In other news from the world's sixth largest economy:

  • Californians are doing their part to help the state weather its energy crisis, if you believe the governor and the California Energy Commission. For one reason or another, electricity consumption in the state was down 8 percent last month. It wasn't clear if that meant down from January or down from February of last year, but the governor's office said the figures were adjusted for weather and growth factors. If it was down from January, the drop should come as no surprise, for there are 9.7 percent fewer days in February. In any case, Davis said "February's numbers are evidence that our call for energy efficiency and demand reduction is working."

  • Democrat U.S. Senators Ron Wyden of Oregon and Max Bacus of Montana tacked a rider onto a bankruptcy reform measure working its way through Congress that would require PG&E Corp. and Edison International Inc., the parent holding companies for PG&E and SoCal Edison, to pay the Bonneville Power Administration more than $100 million owed for power sold into California in recent months.

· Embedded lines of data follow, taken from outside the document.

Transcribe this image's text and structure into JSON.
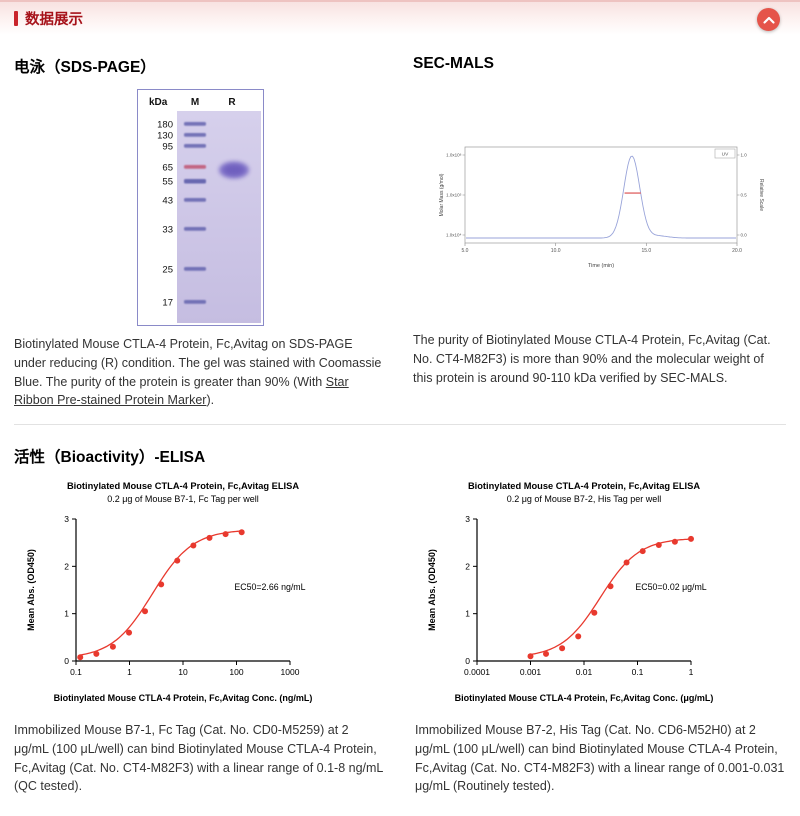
{
  "header": {
    "title": "数据展示",
    "scroll_top_icon": "chevron-up"
  },
  "sds_page": {
    "section_title": "电泳（SDS-PAGE）",
    "gel": {
      "unit_header": "kDa",
      "lane_headers": [
        "M",
        "R"
      ],
      "marker_labels": [
        "180",
        "130",
        "95",
        "65",
        "55",
        "43",
        "33",
        "25",
        "17"
      ]
    },
    "caption": {
      "before_link": "Biotinylated Mouse CTLA-4 Protein, Fc,Avitag on SDS-PAGE under reducing (R) condition. The gel was stained with Coomassie Blue. The purity of the protein is greater than 90% (With ",
      "link_text": "Star Ribbon Pre-stained Protein Marker",
      "after_link": ")."
    }
  },
  "sec_mals": {
    "section_title": "SEC-MALS",
    "caption": "The purity of Biotinylated Mouse CTLA-4 Protein, Fc,Avitag (Cat. No. CT4-M82F3) is more than 90% and the molecular weight of this protein is around 90-110 kDa verified by SEC-MALS."
  },
  "bioactivity": {
    "section_title": "活性（Bioactivity）-ELISA",
    "left_caption": "Immobilized Mouse B7-1, Fc Tag (Cat. No. CD0-M5259) at 2 μg/mL (100 μL/well) can bind Biotinylated Mouse CTLA-4 Protein, Fc,Avitag (Cat. No. CT4-M82F3) with a linear range of 0.1-8 ng/mL (QC tested).",
    "right_caption": "Immobilized Mouse B7-2, His Tag (Cat. No. CD6-M52H0) at 2 μg/mL (100 μL/well) can bind Biotinylated Mouse CTLA-4 Protein, Fc,Avitag (Cat. No. CT4-M82F3) with a linear range of 0.001-0.031 μg/mL (Routinely tested)."
  },
  "chart_data": [
    {
      "type": "scatter",
      "name": "elisa-mouse-b7-1",
      "title": "Biotinylated Mouse CTLA-4 Protein, Fc,Avitag ELISA",
      "subtitle": "0.2 μg of Mouse B7-1, Fc Tag per well",
      "xlabel": "Biotinylated Mouse CTLA-4 Protein, Fc,Avitag Conc. (ng/mL)",
      "ylabel": "Mean Abs. (OD450)",
      "x_scale": "log",
      "xlim": [
        0.1,
        1000
      ],
      "x_ticks": [
        "0.1",
        "1",
        "10",
        "100",
        "1000"
      ],
      "ylim": [
        0,
        3
      ],
      "y_ticks": [
        "0",
        "1",
        "2",
        "3"
      ],
      "x": [
        0.12,
        0.24,
        0.49,
        0.98,
        1.95,
        3.91,
        7.81,
        15.63,
        31.25,
        62.5,
        125
      ],
      "y": [
        0.08,
        0.15,
        0.3,
        0.6,
        1.05,
        1.62,
        2.12,
        2.44,
        2.6,
        2.68,
        2.72
      ],
      "annotation": "EC50=2.66 ng/mL",
      "fit_4pl": {
        "bottom": 0.05,
        "top": 2.78,
        "ec50": 2.66,
        "hill": 1.15
      },
      "point_color": "#e8392e",
      "curve_color": "#e8392e"
    },
    {
      "type": "scatter",
      "name": "elisa-mouse-b7-2",
      "title": "Biotinylated Mouse CTLA-4 Protein, Fc,Avitag ELISA",
      "subtitle": "0.2 μg of Mouse B7-2, His Tag per well",
      "xlabel": "Biotinylated Mouse CTLA-4 Protein, Fc,Avitag Conc. (μg/mL)",
      "ylabel": "Mean Abs. (OD450)",
      "x_scale": "log",
      "xlim": [
        0.0001,
        1
      ],
      "x_ticks": [
        "0.0001",
        "0.001",
        "0.01",
        "0.1",
        "1"
      ],
      "ylim": [
        0,
        3
      ],
      "y_ticks": [
        "0",
        "1",
        "2",
        "3"
      ],
      "x": [
        0.001,
        0.00195,
        0.0039,
        0.0078,
        0.0156,
        0.0313,
        0.0625,
        0.125,
        0.25,
        0.5,
        1
      ],
      "y": [
        0.1,
        0.15,
        0.27,
        0.52,
        1.02,
        1.58,
        2.08,
        2.32,
        2.45,
        2.52,
        2.58
      ],
      "annotation": "EC50=0.02 μg/mL",
      "fit_4pl": {
        "bottom": 0.07,
        "top": 2.6,
        "ec50": 0.02,
        "hill": 1.2
      },
      "point_color": "#e8392e",
      "curve_color": "#e8392e"
    },
    {
      "type": "line",
      "name": "sec-mals-chromatogram",
      "xlabel": "Time (min)",
      "ylabel_left": "Molar Mass (g/mol)",
      "ylabel_right": "Relative Scale",
      "xlim": [
        5.0,
        20.0
      ],
      "x_ticks": [
        "5.0",
        "10.0",
        "15.0",
        "20.0"
      ],
      "y_ticks_left": [
        "1.0x10⁶",
        "1.0x10⁵",
        "1.0x10⁴"
      ],
      "y_ticks_right": [
        "1.0",
        "0.5",
        "0.0"
      ],
      "legend": [
        "UV"
      ],
      "series": [
        {
          "name": "UV",
          "peak_center_min": 14.2,
          "peak_height_relative": 1.0,
          "baseline": 0.0
        }
      ],
      "molar_mass_overlay": {
        "time_range_min": [
          13.8,
          14.7
        ],
        "relative_level": 0.52
      },
      "line_color": "#98a3d9",
      "overlay_color": "#e06a6a"
    }
  ]
}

  • Edison International said on Friday that SoCal Edison has missed another $711 in payments to suppliers. The utility said it is trying to get some short-term money to alleviate the cash crunch. Ted Craver, SoCal Edison's chief financial officer said he is struggling "not to allow anybody to jump ahead of someone else" when it comes to deciding which bills to pay.

  • PG&E Corp., in much the same position as Edison International only with bigger numbers said on Friday it had closed a $1 billion loan agreement with GE Capital Structured Finance Group and Lehman Brothers that will allow the holding company to pay some of its debts. The company secured the facility with its equity interest in PG&E National Energy Group, which owns power plants in other states.